Izin pemerintah pusat
Kepala Bidang Mineral dan Batubara Dinas Energi Sumber Daya Mineral (ESDM) Aceh Said Faisal mengatakan, proses perizinan pertambangan di Nagan Raya dan Aceh Tengah berjalan sesuai aturan, sehingga pihaknya tidak dapat menahan. Izin pertambangan modal asing dikeluarkan pemerintah pusat, bukan provinsi.
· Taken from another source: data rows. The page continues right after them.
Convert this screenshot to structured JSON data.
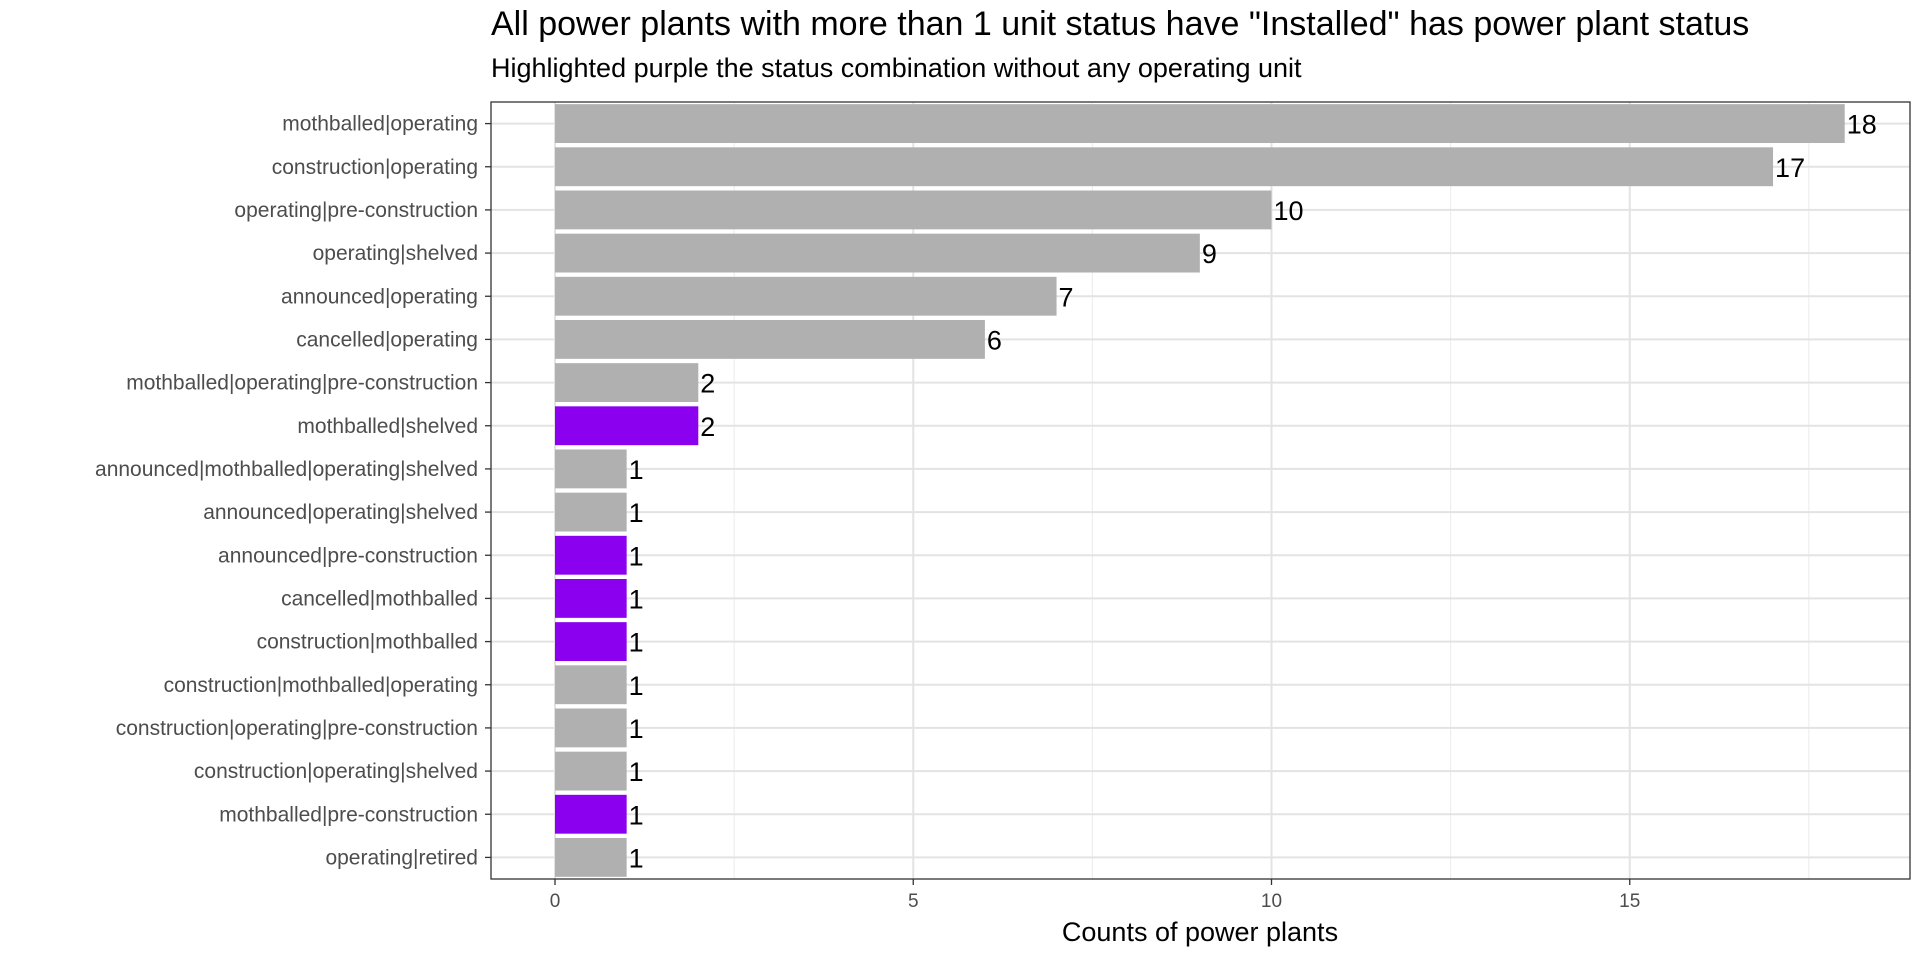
{
  "chart_data": {
    "type": "bar",
    "orientation": "horizontal",
    "title": "All power plants with more than 1 unit status have \"Installed\" has power plant status",
    "subtitle": "Highlighted purple the status combination without any operating unit",
    "xlabel": "Counts of power plants",
    "ylabel": "",
    "xlim": [
      0,
      19
    ],
    "xticks": [
      0,
      5,
      10,
      15
    ],
    "grid": true,
    "legend": "none",
    "colors": {
      "default": "#b0b0b0",
      "highlight": "#8b00ee"
    },
    "categories": [
      "operating|retired",
      "mothballed|pre-construction",
      "construction|operating|shelved",
      "construction|operating|pre-construction",
      "construction|mothballed|operating",
      "construction|mothballed",
      "cancelled|mothballed",
      "announced|pre-construction",
      "announced|operating|shelved",
      "announced|mothballed|operating|shelved",
      "mothballed|shelved",
      "mothballed|operating|pre-construction",
      "cancelled|operating",
      "announced|operating",
      "operating|shelved",
      "operating|pre-construction",
      "construction|operating",
      "mothballed|operating"
    ],
    "values": [
      1,
      1,
      1,
      1,
      1,
      1,
      1,
      1,
      1,
      1,
      2,
      2,
      6,
      7,
      9,
      10,
      17,
      18
    ],
    "highlighted": [
      false,
      true,
      false,
      false,
      false,
      true,
      true,
      true,
      false,
      false,
      true,
      false,
      false,
      false,
      false,
      false,
      false,
      false
    ]
  }
}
Sebagaimana diatur dalam Permen ESDM Nomor 34 Tahun 2017 tentang Perizinan di Bidang Pertambangan Mineral dan Batubara. Pada Pasal 10 Ayat 2 disebutkan izin usaha pertambangan perusahaan modal asing (IUP PMA) dikeluarkan oleh Menteri ESDM dan gubernur wajib menyerahkan dokumen IUP eksplorasi yang telah melakukan perubahan status dari perusahaan modal dalam negeri (PMDN) menjadi PMA kepada menteri untuk diperbarui izinnya.
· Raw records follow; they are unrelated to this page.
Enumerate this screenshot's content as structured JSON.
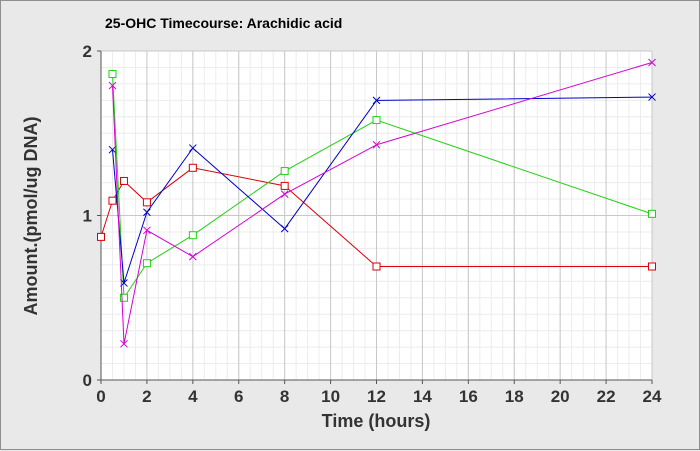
{
  "chart_data": {
    "type": "line",
    "title": "25-OHC Timecourse: Arachidic acid",
    "xlabel": "Time (hours)",
    "ylabel": "Amount.(pmol/ug DNA)",
    "xlim": [
      0,
      24
    ],
    "ylim": [
      0,
      2
    ],
    "x_ticks": [
      0,
      2,
      4,
      6,
      8,
      10,
      12,
      14,
      16,
      18,
      20,
      22,
      24
    ],
    "y_ticks": [
      0,
      1,
      2
    ],
    "grid": true,
    "series": [
      {
        "color": "#d9000a",
        "marker": "square",
        "x": [
          0,
          0.5,
          1,
          2,
          4,
          8,
          12,
          24
        ],
        "y": [
          0.87,
          1.09,
          1.21,
          1.08,
          1.29,
          1.18,
          0.69,
          0.69
        ]
      },
      {
        "color": "#1fd10f",
        "marker": "square",
        "x": [
          0.5,
          1,
          2,
          4,
          8,
          12,
          24
        ],
        "y": [
          1.86,
          0.5,
          0.71,
          0.88,
          1.27,
          1.58,
          1.01
        ]
      },
      {
        "color": "#0000c8",
        "marker": "x",
        "x": [
          0.5,
          1,
          2,
          4,
          8,
          12,
          24
        ],
        "y": [
          1.4,
          0.59,
          1.02,
          1.41,
          0.92,
          1.7,
          1.72
        ]
      },
      {
        "color": "#d600d6",
        "marker": "x",
        "x": [
          0.5,
          1,
          2,
          4,
          8,
          12,
          24
        ],
        "y": [
          1.79,
          0.22,
          0.91,
          0.75,
          1.13,
          1.43,
          1.93
        ]
      }
    ]
  }
}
Atas dasar aturan itu, kata Said, Pemprov Aceh tidak punya kewenangan untuk membatalkan izin tambang emas perusahaan asing di Nagan Raya dan Aceh Tengah. Namun, Said menghormati sikap warga yang menolak tambang.
Sebelumnya, Direktur Wahana Lingkungan Hidup Indonesia (Walhi) Aceh Muhammad Nur mengatakan, tambang emas skala besar berdampak buruk bagi lingkungan seperti perubahan bentang alam, penurunan kualitas air permukaan, gangguan terhadap habitat satwa lindung, penurunan kualitas udara, dan peningkatan kebisingan.
Oleh sebab itu, Walhi Aceh menggugat izin tambang asing di Aceh ke Pengadilan Tata Usaha Negara, Jakarta. Hingga kini, proses hukum gugatan itu masih berlangsung di pengadilan.